7. Data Subject Rights
ProcAssure shall comply with the Customer’s reasonable requests to assist with requests from data subjects. If ProcAssure receives a request from Customer’s data subject to exercise one or more of its rights under the GDPR in connection with a Service where ProcAssure is a data processor or subprocessor, ProcAssure will redirect the data subject to make its request directly to the Customer. Customer is responsible for responding to any such request including, where necessary, by using the functionality of the Service.
9. Transfers of personal data
ProcAssure may transfer Personal Data outside the without the explicit written consent of the Customer. Personal Data delivered to a location inside the European Economic Area (“EEA”) may be transferred to other locations outside the EEA.
10. Information security
ProcAssure will implement appropriate technical and organisational measures in such a manner that ProcAssure’s processing of Personal Data will meet the requirements of applicable Privacy Laws and ensure the protection of the rights of the data subject.
ProcAssure will develop, implement and maintain security procedures and practices to protect against accidental or unlawful destruction, loss, alteration or unauthorised disclosure of and access to Personal Data (hereinafter “Personal Data Breach”).
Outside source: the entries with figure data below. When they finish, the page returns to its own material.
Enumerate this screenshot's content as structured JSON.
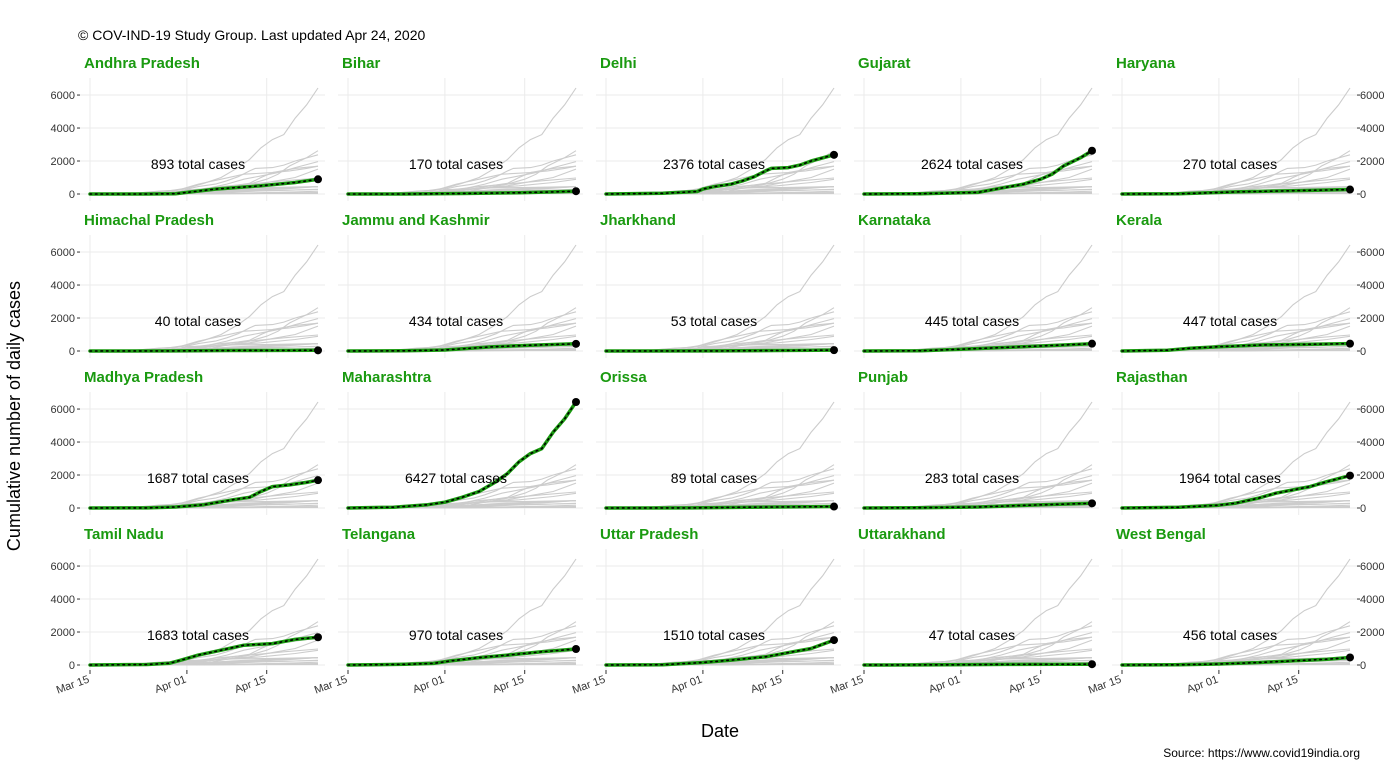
{
  "caption": "© COV-IND-19 Study Group. Last updated Apr 24, 2020",
  "source": "Source: https://www.covid19india.org",
  "colors": {
    "accent": "#1a9a10",
    "background_line": "#cccccc",
    "point": "#000000",
    "grid": "#ebebeb"
  },
  "chart_data": {
    "type": "line",
    "title": "",
    "xlabel": "Date",
    "ylabel": "Cumulative number of daily cases",
    "x_ticks": [
      "Mar 15",
      "Apr 01",
      "Apr 15"
    ],
    "x_tick_days": [
      0,
      17,
      31
    ],
    "x_range_days": [
      0,
      40
    ],
    "y_ticks": [
      0,
      2000,
      4000,
      6000
    ],
    "ylim": [
      0,
      6427
    ],
    "total_suffix": "total cases",
    "grid": true,
    "series": [
      {
        "name": "Andhra Pradesh",
        "total": 893,
        "points": [
          [
            0,
            0
          ],
          [
            10,
            0
          ],
          [
            15,
            20
          ],
          [
            17,
            100
          ],
          [
            22,
            300
          ],
          [
            30,
            500
          ],
          [
            36,
            700
          ],
          [
            40,
            893
          ]
        ]
      },
      {
        "name": "Bihar",
        "total": 170,
        "points": [
          [
            0,
            0
          ],
          [
            10,
            0
          ],
          [
            20,
            30
          ],
          [
            30,
            80
          ],
          [
            36,
            130
          ],
          [
            40,
            170
          ]
        ]
      },
      {
        "name": "Delhi",
        "total": 2376,
        "points": [
          [
            0,
            0
          ],
          [
            10,
            40
          ],
          [
            16,
            150
          ],
          [
            17,
            300
          ],
          [
            19,
            450
          ],
          [
            22,
            600
          ],
          [
            24,
            800
          ],
          [
            26,
            1050
          ],
          [
            28,
            1400
          ],
          [
            29,
            1550
          ],
          [
            32,
            1600
          ],
          [
            34,
            1750
          ],
          [
            36,
            2000
          ],
          [
            40,
            2376
          ]
        ]
      },
      {
        "name": "Gujarat",
        "total": 2624,
        "points": [
          [
            0,
            0
          ],
          [
            10,
            20
          ],
          [
            20,
            100
          ],
          [
            24,
            350
          ],
          [
            28,
            600
          ],
          [
            31,
            900
          ],
          [
            33,
            1200
          ],
          [
            35,
            1700
          ],
          [
            38,
            2200
          ],
          [
            40,
            2624
          ]
        ]
      },
      {
        "name": "Haryana",
        "total": 270,
        "points": [
          [
            0,
            0
          ],
          [
            10,
            10
          ],
          [
            20,
            130
          ],
          [
            30,
            200
          ],
          [
            36,
            240
          ],
          [
            40,
            270
          ]
        ]
      },
      {
        "name": "Himachal Pradesh",
        "total": 40,
        "points": [
          [
            0,
            0
          ],
          [
            15,
            5
          ],
          [
            25,
            30
          ],
          [
            35,
            38
          ],
          [
            40,
            40
          ]
        ]
      },
      {
        "name": "Jammu and Kashmir",
        "total": 434,
        "points": [
          [
            0,
            0
          ],
          [
            10,
            10
          ],
          [
            17,
            60
          ],
          [
            25,
            250
          ],
          [
            32,
            350
          ],
          [
            40,
            434
          ]
        ]
      },
      {
        "name": "Jharkhand",
        "total": 53,
        "points": [
          [
            0,
            0
          ],
          [
            20,
            5
          ],
          [
            30,
            30
          ],
          [
            40,
            53
          ]
        ]
      },
      {
        "name": "Karnataka",
        "total": 445,
        "points": [
          [
            0,
            0
          ],
          [
            10,
            20
          ],
          [
            17,
            110
          ],
          [
            25,
            220
          ],
          [
            32,
            320
          ],
          [
            40,
            445
          ]
        ]
      },
      {
        "name": "Kerala",
        "total": 447,
        "points": [
          [
            0,
            0
          ],
          [
            8,
            50
          ],
          [
            12,
            170
          ],
          [
            17,
            260
          ],
          [
            25,
            370
          ],
          [
            32,
            400
          ],
          [
            40,
            447
          ]
        ]
      },
      {
        "name": "Madhya Pradesh",
        "total": 1687,
        "points": [
          [
            0,
            0
          ],
          [
            10,
            5
          ],
          [
            15,
            60
          ],
          [
            20,
            200
          ],
          [
            25,
            500
          ],
          [
            28,
            650
          ],
          [
            30,
            1000
          ],
          [
            32,
            1300
          ],
          [
            35,
            1400
          ],
          [
            38,
            1550
          ],
          [
            40,
            1687
          ]
        ]
      },
      {
        "name": "Maharashtra",
        "total": 6427,
        "points": [
          [
            0,
            0
          ],
          [
            8,
            50
          ],
          [
            14,
            200
          ],
          [
            17,
            350
          ],
          [
            20,
            650
          ],
          [
            23,
            1000
          ],
          [
            26,
            1600
          ],
          [
            28,
            2100
          ],
          [
            30,
            2800
          ],
          [
            32,
            3300
          ],
          [
            34,
            3600
          ],
          [
            36,
            4600
          ],
          [
            38,
            5400
          ],
          [
            40,
            6427
          ]
        ]
      },
      {
        "name": "Orissa",
        "total": 89,
        "points": [
          [
            0,
            0
          ],
          [
            15,
            5
          ],
          [
            25,
            50
          ],
          [
            35,
            70
          ],
          [
            40,
            89
          ]
        ]
      },
      {
        "name": "Punjab",
        "total": 283,
        "points": [
          [
            0,
            0
          ],
          [
            10,
            20
          ],
          [
            20,
            60
          ],
          [
            30,
            180
          ],
          [
            40,
            283
          ]
        ]
      },
      {
        "name": "Rajasthan",
        "total": 1964,
        "points": [
          [
            0,
            0
          ],
          [
            10,
            40
          ],
          [
            17,
            170
          ],
          [
            20,
            300
          ],
          [
            24,
            600
          ],
          [
            27,
            900
          ],
          [
            30,
            1100
          ],
          [
            33,
            1300
          ],
          [
            36,
            1600
          ],
          [
            40,
            1964
          ]
        ]
      },
      {
        "name": "Tamil Nadu",
        "total": 1683,
        "points": [
          [
            0,
            0
          ],
          [
            10,
            30
          ],
          [
            14,
            110
          ],
          [
            16,
            300
          ],
          [
            19,
            600
          ],
          [
            23,
            900
          ],
          [
            27,
            1200
          ],
          [
            32,
            1300
          ],
          [
            36,
            1550
          ],
          [
            40,
            1683
          ]
        ]
      },
      {
        "name": "Telangana",
        "total": 970,
        "points": [
          [
            0,
            0
          ],
          [
            10,
            40
          ],
          [
            15,
            100
          ],
          [
            18,
            250
          ],
          [
            23,
            450
          ],
          [
            28,
            600
          ],
          [
            34,
            800
          ],
          [
            40,
            970
          ]
        ]
      },
      {
        "name": "Uttar Pradesh",
        "total": 1510,
        "points": [
          [
            0,
            0
          ],
          [
            10,
            20
          ],
          [
            17,
            150
          ],
          [
            22,
            300
          ],
          [
            28,
            500
          ],
          [
            32,
            750
          ],
          [
            36,
            1000
          ],
          [
            40,
            1510
          ]
        ]
      },
      {
        "name": "Uttarakhand",
        "total": 47,
        "points": [
          [
            0,
            0
          ],
          [
            15,
            10
          ],
          [
            25,
            35
          ],
          [
            35,
            45
          ],
          [
            40,
            47
          ]
        ]
      },
      {
        "name": "West Bengal",
        "total": 456,
        "points": [
          [
            0,
            0
          ],
          [
            10,
            10
          ],
          [
            17,
            60
          ],
          [
            24,
            150
          ],
          [
            30,
            250
          ],
          [
            36,
            350
          ],
          [
            40,
            456
          ]
        ]
      }
    ]
  }
}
Any use of the information systems and the Personal Data that contravenes established routines, instructions from the Customer or applicable Privacy Laws, as well as any security breaches, shall also be treated as a Personal Data Breach.
11. Personal data breach and notification
ProcAssure shall without undue delay notify the Customer upon becoming aware of a Personal Data Breach.
Such notice will summarize in reasonable detail the effect of the breach on the services, and the corrective action taken to be taken by ProcAssure.
ProcAssure will cooperate fully with the Customer in all reasonable and lawful efforts to prevent, mitigate or rectify such Personal Data Breach.
ProcAssure shall have in place routines and systematic processes to follow up Personal Data Breaches which shall include re-establishing the normal state of affairs, eliminating the cause of the Personal Data Breach and preventing its recurrence.
12. Audits and records of processing activities
Where required under the GDPR, ProcAssure shall maintain all records required by Article 30(2) and, to the extent applicable to the processing of Personal Data on behalf of Customer, make them available to Customer upon request.
In order to confirm compliance with these Data Protection Terms, the Customer shall be at liberty to conduct an audit by assigning an independent third party who shall be obliged to observe confidentiality in this regard. Any such audit will follow ProcAssure’s reasonable security requirements, and will not interfere unreasonably with ProcAssure’s business activities.
The audit may only be undertaken after the Customer having provided four weeks written notice to the ProcAssure.
The findings in respect of the performed audit will be discussed and evaluated by the parties and, where applicable, implemented accordingly as the case may be by one of the parties or jointly by both parties.
All costs relating to the audit will be borne by the Customer.
The parties’ economic liability for damages suffered by data subjects or other physicals persons and which results from a party’s breach of Privacy Laws is exhaustively governed by GDPR Article 82 and subject to Clause 19.
14. Data Retention and Deletion
At all times during the term of the Customer’s subscription to the Service, the Customer will have the ability to access, extract and delete Personal Data stored in the Service.
ProcAssure will retain Personal Data that remains stored in a Service in a limited function account for up to 90 days after expiration or termination of Customer’s account. After the retention period ends, ProcAssure will delete the Personal Data within an additional 90 days, unless ProcAssure is permitted or required by applicable law to retain such data or authorised in these Data Protection Terms.